Cryptic species are increasingly being recognized in many organisms. In Brachionus rotifers, many morphologically similar yet genetically distinct species/biotypes have been described. A number of Brachionus cryptic species have been recognized among hatchery strains. In this study, we present a simple, one-step genetic method to detect the presence of those Brachionus sp. rotifers that have been found in hatcheries. With the proposed technique, each of the B. plicatilis sensu stricto, B. ibericus, Brachionus sp. Nevada, Brachionus sp. Austria, Brachionus sp. Manjavacas, and Brachionus sp. Cayman species and/or biotypes can be identified with polymerase chain reaction (PCR) analysis. Based on 233 cytochrome c oxidase subunit I sequences, we reviewed all the available cryptic Brachionus sp. genetic polymorphisms, and we designed six nested primers. With these primers, a specific amplicon of distinct size is produced for every one of the involved species/biotypes. Two highly sensitive protocols were developed for using the primers.
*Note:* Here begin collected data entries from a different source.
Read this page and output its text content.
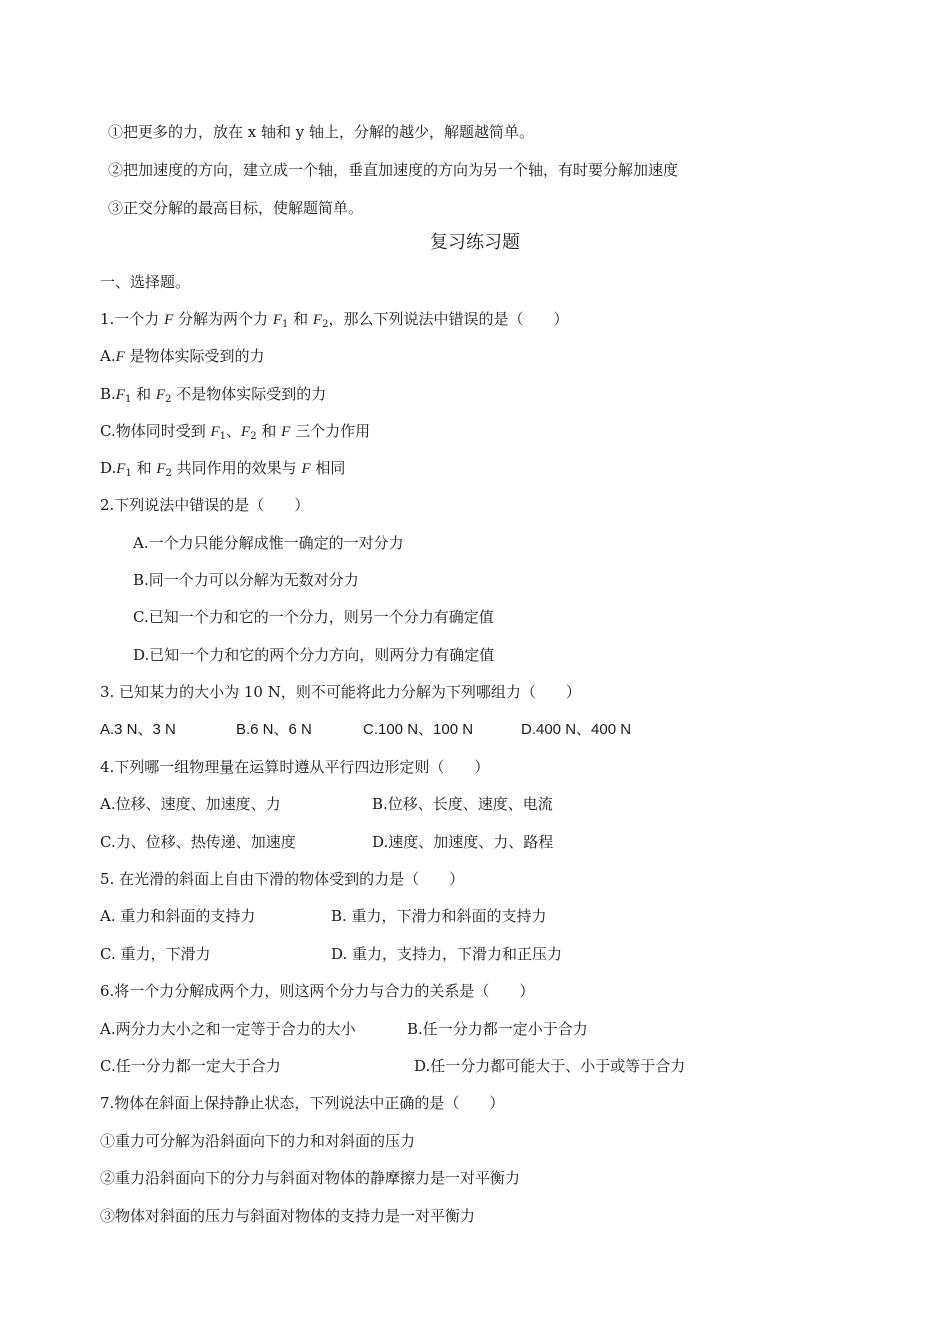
①把更多的力，放在 x 轴和 y 轴上，分解的越少，解题越简单。
②把加速度的方向，建立成一个轴，垂直加速度的方向为另一个轴，有时要分解加速度
③正交分解的最高目标，使解题简单。
复习练习题
一、选择题。
1.一个力 F 分解为两个力 $F_1$ 和 $F_2$，那么下列说法中错误的是（　　）
A.F 是物体实际受到的力
$B.F_1$ 和 $F_2$ 不是物体实际受到的力
C.物体同时受到 $F_1$、$F_2$ 和 F 三个力作用
$D.F_1$ 和 $F_2$ 共同作用的效果与 F 相同
2.下列说法中错误的是（　　）
A.一个力只能分解成惟一确定的一对分力
B.同一个力可以分解为无数对分力
C.已知一个力和它的一个分力，则另一个分力有确定值
D.已知一个力和它的两个分力方向，则两分力有确定值
3. 已知某力的大小为 10 N，则不可能将此力分解为下列哪组力（　　）
A.3 N、3 N	B.6 N、6 N	C.100 N、100 N	D.400 N、400 N
4.下列哪一组物理量在运算时遵从平行四边形定则（　　）
A.位移、速度、加速度、力	B.位移、长度、速度、电流
C.力、位移、热传递、加速度	D.速度、加速度、力、路程
5. 在光滑的斜面上自由下滑的物体受到的力是（　　）
A. 重力和斜面的支持力	B. 重力，下滑力和斜面的支持力
C. 重力，下滑力	D. 重力，支持力，下滑力和正压力
6.将一个力分解成两个力，则这两个分力与合力的关系是（　　）
A.两分力大小之和一定等于合力的大小	B.任一分力都一定小于合力
C.任一分力都一定大于合力	D.任一分力都可能大于、小于或等于合力
7.物体在斜面上保持静止状态，下列说法中正确的是（　　）
①重力可分解为沿斜面向下的力和对斜面的压力
②重力沿斜面向下的分力与斜面对物体的静摩擦力是一对平衡力
③物体对斜面的压力与斜面对物体的支持力是一对平衡力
Many of the primers can be combined in the same PCR. The proposed method has been found to be an effective and practical tool to investigate the presence of the above six cryptic species/biotypes in both individual and communal (bulk) rotifer deoxyribonucleic acid extractions from hatcheries. With this technique, hatchery managers could easily determine their rotifer composition at the level of cryptic species and monitor their cultures more efficiently.